John Weston n'est pas un débutant. Il est d'ailleurs né en 1927. A Lee County, dans l'Arkansas. Proche de la scène d'Helena, il n'a pas oublié Sonny Boy Williamson. Pourtant, s'il aime le blues, il avoue aussi certaines affinités pour le jazz et la musique country. Il a tenu son juke joint de 67 à jusqu'en 1992. C'est à dire lorsque son bistrot est parti en fumées.
John a enregistré son 1er album en 1992 : " So doogone blues ", sur Evidence. A l'âge de 65 ans ! "Got to deal with the blues", le suivant, est paru en 97, sur Midnight Creeper. John joue de la guitare et aussi de l'harmonica chromatique.

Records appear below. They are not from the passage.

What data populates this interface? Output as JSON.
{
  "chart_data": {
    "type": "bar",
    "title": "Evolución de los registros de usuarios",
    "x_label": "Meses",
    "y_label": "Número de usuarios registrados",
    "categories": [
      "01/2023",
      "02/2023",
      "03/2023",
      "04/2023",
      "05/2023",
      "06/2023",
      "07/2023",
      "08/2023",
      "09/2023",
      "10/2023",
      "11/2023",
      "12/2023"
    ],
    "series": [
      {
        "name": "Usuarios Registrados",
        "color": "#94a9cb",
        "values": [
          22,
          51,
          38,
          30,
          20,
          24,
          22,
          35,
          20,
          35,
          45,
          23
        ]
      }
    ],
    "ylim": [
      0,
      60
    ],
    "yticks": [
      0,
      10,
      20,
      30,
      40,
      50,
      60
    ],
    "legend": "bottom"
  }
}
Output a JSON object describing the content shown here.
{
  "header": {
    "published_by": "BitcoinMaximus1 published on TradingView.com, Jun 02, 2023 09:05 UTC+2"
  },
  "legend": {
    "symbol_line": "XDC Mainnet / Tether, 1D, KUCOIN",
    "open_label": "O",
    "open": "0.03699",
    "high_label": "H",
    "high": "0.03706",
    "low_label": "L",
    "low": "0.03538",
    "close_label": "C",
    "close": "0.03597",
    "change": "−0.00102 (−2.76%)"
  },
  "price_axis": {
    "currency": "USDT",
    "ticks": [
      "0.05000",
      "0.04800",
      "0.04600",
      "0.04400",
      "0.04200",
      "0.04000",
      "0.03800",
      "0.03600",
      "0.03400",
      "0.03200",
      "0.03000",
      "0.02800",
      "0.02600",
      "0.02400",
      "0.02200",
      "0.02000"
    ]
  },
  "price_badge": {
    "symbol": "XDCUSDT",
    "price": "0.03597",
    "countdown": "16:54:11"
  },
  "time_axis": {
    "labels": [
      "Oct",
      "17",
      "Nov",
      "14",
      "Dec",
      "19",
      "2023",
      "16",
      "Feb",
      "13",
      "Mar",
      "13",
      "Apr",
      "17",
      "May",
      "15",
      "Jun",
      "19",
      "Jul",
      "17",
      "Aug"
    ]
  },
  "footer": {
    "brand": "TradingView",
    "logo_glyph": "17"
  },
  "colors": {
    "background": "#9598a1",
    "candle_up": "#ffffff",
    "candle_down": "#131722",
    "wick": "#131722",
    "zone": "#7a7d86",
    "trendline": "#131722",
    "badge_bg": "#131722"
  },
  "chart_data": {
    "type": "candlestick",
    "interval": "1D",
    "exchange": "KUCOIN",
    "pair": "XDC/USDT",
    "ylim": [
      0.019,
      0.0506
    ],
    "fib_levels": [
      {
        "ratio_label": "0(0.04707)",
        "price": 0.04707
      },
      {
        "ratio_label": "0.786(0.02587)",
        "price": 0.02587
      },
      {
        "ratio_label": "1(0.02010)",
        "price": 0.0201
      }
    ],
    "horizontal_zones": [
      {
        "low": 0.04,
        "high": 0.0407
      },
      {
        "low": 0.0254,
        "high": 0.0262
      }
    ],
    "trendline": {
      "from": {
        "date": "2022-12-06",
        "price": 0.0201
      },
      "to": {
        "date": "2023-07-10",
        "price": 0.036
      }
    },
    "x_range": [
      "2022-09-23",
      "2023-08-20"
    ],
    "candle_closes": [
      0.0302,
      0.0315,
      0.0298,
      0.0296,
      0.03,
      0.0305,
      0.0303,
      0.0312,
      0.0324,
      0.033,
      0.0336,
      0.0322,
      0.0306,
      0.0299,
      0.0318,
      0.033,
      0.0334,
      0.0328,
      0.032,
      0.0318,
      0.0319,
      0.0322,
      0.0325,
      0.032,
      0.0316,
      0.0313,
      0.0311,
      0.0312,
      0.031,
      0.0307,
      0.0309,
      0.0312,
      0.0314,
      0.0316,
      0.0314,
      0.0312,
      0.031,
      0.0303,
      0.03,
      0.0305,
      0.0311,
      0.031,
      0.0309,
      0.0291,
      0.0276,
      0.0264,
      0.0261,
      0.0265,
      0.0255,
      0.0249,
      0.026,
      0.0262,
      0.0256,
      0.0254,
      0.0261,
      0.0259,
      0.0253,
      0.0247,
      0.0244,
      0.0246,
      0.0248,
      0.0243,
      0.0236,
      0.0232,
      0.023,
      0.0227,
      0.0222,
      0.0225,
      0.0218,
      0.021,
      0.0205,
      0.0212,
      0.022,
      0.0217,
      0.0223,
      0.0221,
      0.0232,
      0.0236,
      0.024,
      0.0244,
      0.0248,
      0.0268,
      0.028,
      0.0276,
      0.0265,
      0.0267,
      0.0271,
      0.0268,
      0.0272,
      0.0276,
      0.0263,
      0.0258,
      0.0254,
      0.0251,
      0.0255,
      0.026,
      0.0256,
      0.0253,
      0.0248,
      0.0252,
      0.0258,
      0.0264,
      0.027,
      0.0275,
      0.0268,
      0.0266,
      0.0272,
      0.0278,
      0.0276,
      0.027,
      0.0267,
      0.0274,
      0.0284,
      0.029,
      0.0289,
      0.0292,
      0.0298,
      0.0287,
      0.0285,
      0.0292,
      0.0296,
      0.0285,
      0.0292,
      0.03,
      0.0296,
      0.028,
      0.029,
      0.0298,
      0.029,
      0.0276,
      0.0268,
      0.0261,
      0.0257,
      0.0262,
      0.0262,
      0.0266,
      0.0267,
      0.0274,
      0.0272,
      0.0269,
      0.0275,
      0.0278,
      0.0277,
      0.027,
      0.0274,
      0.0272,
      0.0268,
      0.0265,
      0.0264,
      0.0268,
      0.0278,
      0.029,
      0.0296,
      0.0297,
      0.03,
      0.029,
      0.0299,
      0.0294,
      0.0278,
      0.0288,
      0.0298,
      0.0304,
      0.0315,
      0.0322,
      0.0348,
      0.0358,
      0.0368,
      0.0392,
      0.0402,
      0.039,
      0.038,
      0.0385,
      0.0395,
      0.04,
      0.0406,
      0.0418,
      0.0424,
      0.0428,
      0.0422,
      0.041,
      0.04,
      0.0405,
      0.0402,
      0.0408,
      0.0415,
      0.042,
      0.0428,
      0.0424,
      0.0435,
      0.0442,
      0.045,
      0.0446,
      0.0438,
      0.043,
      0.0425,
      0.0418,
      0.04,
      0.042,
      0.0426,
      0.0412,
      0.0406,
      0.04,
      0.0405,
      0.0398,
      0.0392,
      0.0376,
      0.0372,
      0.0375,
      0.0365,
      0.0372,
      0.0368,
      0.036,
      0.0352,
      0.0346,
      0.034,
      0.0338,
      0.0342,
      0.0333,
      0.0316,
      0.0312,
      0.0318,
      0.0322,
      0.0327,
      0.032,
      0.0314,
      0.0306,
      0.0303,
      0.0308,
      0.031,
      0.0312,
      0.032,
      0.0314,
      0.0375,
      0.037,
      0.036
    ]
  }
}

Il chante un merveilleux "Gotta deal the blues". Chaque note tirée de ses cordes ou de l'harmo transpire de feeling ; et son un chant passionné rappelle fort Charlie Musselwhite. Il chante avec énormément de passion, de sensibilité et de cœur "Pretty, pretty woman". Pour aborder le splendide "Monkey on my back", il concède encore un peu plus de dépouillement. Ecorché vif, tous les pores de sa peau noire exsudent ses émotions. Une véritable leçon de blues ! Absolument seul dans le studio d'Oxford, il s'acquitte de "Blinded fool", à la manière d' Elvis Presley ; mais le King de l'époque où sa voix faisait chavirer les cœurs de ses auditoires. Il aborde le classique "Key to the highway" avec la même sobriété. Il y est secondé par la voix de Carla Robinson. Une Robinson qui assure, par ailleurs, les percussions de l'album. L'émotion, toujours minimaliste, ne nous quitte guère sur "You're the same". Sa voix demeure proche de Musselwhite. Une même intimité envahit "Of all the girls in the world". Un fragment au cours duquel nous entendons des chiens aboyer à l'extérieur du studio, entre deux phrases d'harmonica. La beauté de cette musique est même belle à pleurer sur "Phony woman", au cours duquel il échange un nouveau duo au chant, avec Carla. Et cette petite merveille de discrétion, d'efficacité et de tendresse soutenue se termine par "Bubba's blues"…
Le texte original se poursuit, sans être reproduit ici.